The last Christmas holiday was awash in political ads. The Commission on Elections and the candidates can make all the excuses and employ all the spin doctors they want, but the ads were all campaigning, all annoying.
Political ads contain within them a candidate’s personality; but if we look deeper, we also find that political ads also tell us what a candidate thinks about the Filipino people.
Take the ads in the last presidential election, where Filipinos were told to unite. Yes, there are deep lines of regionalism running through our everyday discourses, and many Filipinos are preoccupied with ensuring their personal gain even at the expense of others’ welfare. We are an individualistic people fantasizing about a “bayanihan” spirit.
The ads told us that the candidates see our division as mere childish play that can be cured by ordering people to move on from their past without reflection, to think only of working toward a common goal without knowing who we are, to just do as we are told.
The ads reflected the perceptions of candidates, who saw people as misguided children to be ordered about. The ads infantilized voters, turned them into helpless babies that needed discipline.
What was the nature of that prescribed unity? There was no explanation, but it was an attractive buzzword to those who perceived the country as divided along lines that voters could not explain themselves.
The problem with the abstract ads is that they also smacked of abstract governance, and we are paying for that absent, disorganized governance today.
Now take this more recent ad, the Santa-Wannabe, also Senator-Wannabe making lame jokes about Santa’s potbelly and reindeer, before likening himself to Santa, except with more gifts all year round. His ad ended with a call for everyone to be Santa to each other, with what looked and sounded like canned cheering, as though giving gifts were a supposed asset for his candidacy—as though Christmas were merely about handing gifts out.
Haphazard appraisal would say that the ad shows a rich but generous candidate. Deeper reading shows that the candidate thinks of Filipinos as spoiled children: the kind that demand gifts, need only be given gifts to shut them up, will be happy with being given gifts in lieu of actual governance that must include writing laws and working in hearings in aid of legislation.

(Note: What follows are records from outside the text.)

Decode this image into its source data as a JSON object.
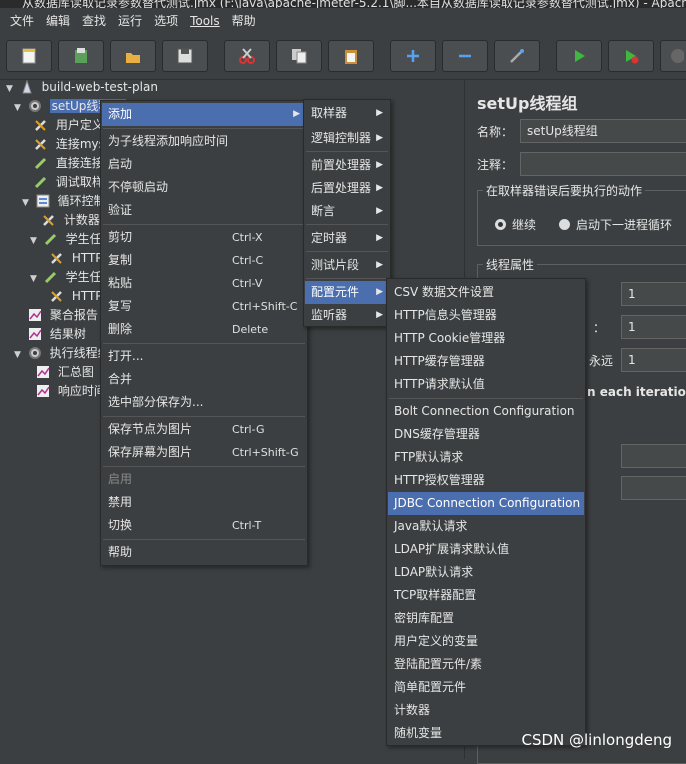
{
  "window": {
    "title": "从数据库读取记录参数替代测试.jmx (F:\\java\\apache-jmeter-5.2.1\\脚...本自从数据库读取记录参数替代测试.jmx) - Apache"
  },
  "menubar": [
    "文件",
    "编辑",
    "查找",
    "运行",
    "选项",
    "Tools",
    "帮助"
  ],
  "toolbar_icons": [
    "new-icon",
    "templates-icon",
    "open-icon",
    "save-icon",
    "cut-icon",
    "copy-icon",
    "paste-icon",
    "expand-icon",
    "collapse-icon",
    "toggle-icon",
    "start-icon",
    "start-no-pause-icon",
    "stop-icon"
  ],
  "tree": {
    "root": "build-web-test-plan",
    "nodes": [
      "setUp线程组",
      "用户定义",
      "连接mys",
      "直接连接",
      "调试取样",
      "循环控制",
      "计数器",
      "学生任",
      "HTTP",
      "学生任",
      "HTTP",
      "聚合报告",
      "结果树",
      "执行线程组",
      "汇总图",
      "响应时间"
    ]
  },
  "panel": {
    "title": "setUp线程组",
    "name_label": "名称：",
    "name_value": "setUp线程组",
    "comment_label": "注释：",
    "error_action_legend": "在取样器错误后要执行的动作",
    "radio_continue": "继续",
    "radio_next_loop": "启动下一进程循环",
    "thread_props_legend": "线程属性",
    "threads_value": "1",
    "rampup_label_tail": "：",
    "rampup_value": "1",
    "forever_label": "永远",
    "loop_value": "1",
    "same_user_tail": "n each iteration"
  },
  "context_menu": {
    "items": [
      {
        "label": "添加",
        "shortcut": "",
        "submenu": true,
        "highlight": true
      },
      {
        "label": "为子线程添加响应时间",
        "shortcut": ""
      },
      {
        "label": "启动",
        "shortcut": ""
      },
      {
        "label": "不停顿启动",
        "shortcut": ""
      },
      {
        "label": "验证",
        "shortcut": ""
      },
      {
        "label": "剪切",
        "shortcut": "Ctrl-X"
      },
      {
        "label": "复制",
        "shortcut": "Ctrl-C"
      },
      {
        "label": "粘贴",
        "shortcut": "Ctrl-V"
      },
      {
        "label": "复写",
        "shortcut": "Ctrl+Shift-C"
      },
      {
        "label": "删除",
        "shortcut": "Delete"
      },
      {
        "label": "打开...",
        "shortcut": ""
      },
      {
        "label": "合并",
        "shortcut": ""
      },
      {
        "label": "选中部分保存为...",
        "shortcut": ""
      },
      {
        "label": "保存节点为图片",
        "shortcut": "Ctrl-G"
      },
      {
        "label": "保存屏幕为图片",
        "shortcut": "Ctrl+Shift-G"
      },
      {
        "label": "启用",
        "shortcut": "",
        "disabled": true
      },
      {
        "label": "禁用",
        "shortcut": ""
      },
      {
        "label": "切换",
        "shortcut": "Ctrl-T"
      },
      {
        "label": "帮助",
        "shortcut": ""
      }
    ]
  },
  "add_submenu": {
    "items": [
      "取样器",
      "逻辑控制器",
      "前置处理器",
      "后置处理器",
      "断言",
      "定时器",
      "测试片段",
      "配置元件",
      "监听器"
    ],
    "highlight": "配置元件"
  },
  "config_submenu": {
    "items": [
      "CSV 数据文件设置",
      "HTTP信息头管理器",
      "HTTP Cookie管理器",
      "HTTP缓存管理器",
      "HTTP请求默认值",
      "Bolt Connection Configuration",
      "DNS缓存管理器",
      "FTP默认请求",
      "HTTP授权管理器",
      "JDBC Connection Configuration",
      "Java默认请求",
      "LDAP扩展请求默认值",
      "LDAP默认请求",
      "TCP取样器配置",
      "密钥库配置",
      "用户定义的变量",
      "登陆配置元件/素",
      "简单配置元件",
      "计数器",
      "随机变量"
    ],
    "highlight": "JDBC Connection Configuration"
  },
  "watermark": "CSDN @linlongdeng",
  "colors": {
    "background": "#3c3f41",
    "selection": "#4b6eaf",
    "text": "#e6e6e6"
  }
}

The ad also betrays the kind of leadership that the leader wants: a top-down behemoth where people are expected to obey, unite, and fall in line because they should be grateful for the gifts thrown their way. Because what is poverty to a rich, undiscerning man, but a scourge that can be rid of only by money—instead of understanding, acknowledging, and working against the forces that keep the poor in dire straits?
There seems to be no attempt to fix social safety nets and services, no strategy to create jobs that are sustainable rather than trendy and driven entirely by the demands of a volatile market, no effort at inspiring people to work together to uplift themselves.
In merely promising to give gifts, such leaders put people in indentured intellectual and social servitude, all in the guise of generosity.
I remembered the ad as I attended Mass last Sunday. The celebrant, our parish priest, Fr. Herbie Santos, talked about the Wise Men and their journey as a lens through which we could view the shortcomings of the Philippines.
For instance, the Wise Men still went in search of the Messiah even if King Herod did not help them. We can move forward faster, Father Herbie said, if we work instead of waiting for our leaders to act.
And we can move forward faster, too, he added, if we stop thinking of our needs as individuals and families, and focus on the community. There is too much focus on the individual, he said, as evidenced by donations and infrastructure that would always bear the name of a lawmaker, even if the donations and infrastructure are paid for by our taxes.
“Wouldn’t it be great if we had buildings, bridges, or birthday cakes with the label, ‘Brought to you by the Philippines’?” Father Herbie asked the congregation. “Maybe we’d start loving our country more, instead of being loyal and grateful to individuals.”
The ad, I realized, bothered me precisely because it encouraged top-down governance, where a single leader is expected to do a job that should be carried out through the efforts of many, that has already been paid for by the taxes of many.
The ad also painted a rosy picture of the difficult task of governance, the same way that Santa provides a shiny veneer of Christmas. Christmas isn’t just about gifts; it’s about one man’s birth into a life of poverty, in a world of war and unrest—so that we realize that leadership does not hinge on how one silences the poor, but how one must first be with the poor in order to understand them.
Want a real gift, Philippines?
Vote for leaders that don’t flaunt their privilege to hide their ineptitude.
Give the gift to yourselves. That’s the real, year-round Christmas.